「人間関係」から人間を描く

 

「出来事に対するリアクション」を重ねることで登場人物の人格が規定されるとご紹介しました。

物語が進むほど「登場人物の人格」は規定される

 

今回は、登場人物の人格を規定する「出来事」について、具体的に考えていきましょう。

 

思いつきやすい例は、登場人物に課せられる障害です。

与えられた特殊なシチュエーションと、それに対するリアクションによって、登場人物の人物像を固めることができます。

 

「明日、巨大な隕石が降ってくるようだ」

「気がつくと、どこかに閉じ込められていた」

「事故によって、大切な人が亡くなってしまった」

 

問題を解決するためにポジティブに取り組むか、あるいはネガティブなままやり過ごすのか。

たったこれだけの違いでも、描き方は変わってきますね。

 

しかし、特殊な状況から期待できるリアクションは非常に限られています。

端的にいえば、シチュエーションに対するリアクションでは、具体的な人物像を描くことができないのです。

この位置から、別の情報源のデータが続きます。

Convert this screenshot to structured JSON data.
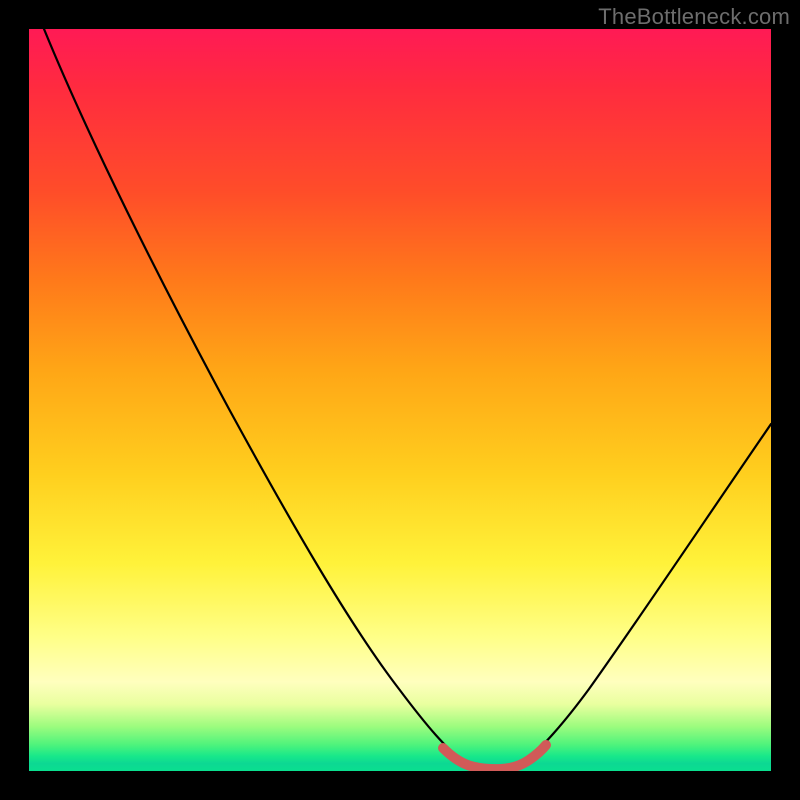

上記の例でいえば、「狼狽する」「怯える」「落ち込む」など、似たり寄ったりなものになるのが関の山でしょう。

 

 

書き手が重視すべき「出来事」は、もっと身近なところにあります。

それは「人間関係」です。

 

他者との関係性は、もっとも人格があらわになる要因のひとつです。

「主人公」と「主人公以外の登場人物」が関わり合うことで、そこに「人間らしさ」が浮かび上がってくるのです

これは、人間そのものを描くことに直接つながります。

人間を描くこと

 

とくにわかりやすいのは、対話です。

会話文をもって、主人公とその友人を対話させてみましょう。

 

友人 :「その時計、いつ買ったの?」

主人公:「つい最近だよ。安モンだけど気に入ってるんだ

友人 :「たしかに安そうだね」

 

買ったばかりの時計を「安そう」と言われた主人公は、どのように思うでしょうか。

友人とそれほど親しくないのであれば、傷ついたり、苛立ったりするかもしれません。

キツめの冗談をいえるような間柄であれば、笑いで終わる場面でしょう。

 

前提によってその関係性は変わるものの、重要なのは次に書かれる文章です。

他者と関わったときに主人公がどうリアクションするかによって、その人物像が明らかになっていくのです。

 

もちろん、これは主人公に限ったことではありません。

「主人公以外の登場人物」についても、主人公の反応によって「嫌なヤツ」か「おもしろいヤツ」で分かれるでしょう。

 

したがって書き手は、他者を描き、主人公と対話させるだけで、お互いの人物像を描くことができるのです。

 

「出来事に対するリアクション」は、思っていたよりも広い意味をもっています。

とくに小説には、「人間関係を生々しく描くことができる」という特徴があります。

書き手として、これを活用しないわけにはいきませんね。

人間を描くときは、突飛な出来事を重ねることに注力するのではなく、身近な関係からアプローチしてみましょう。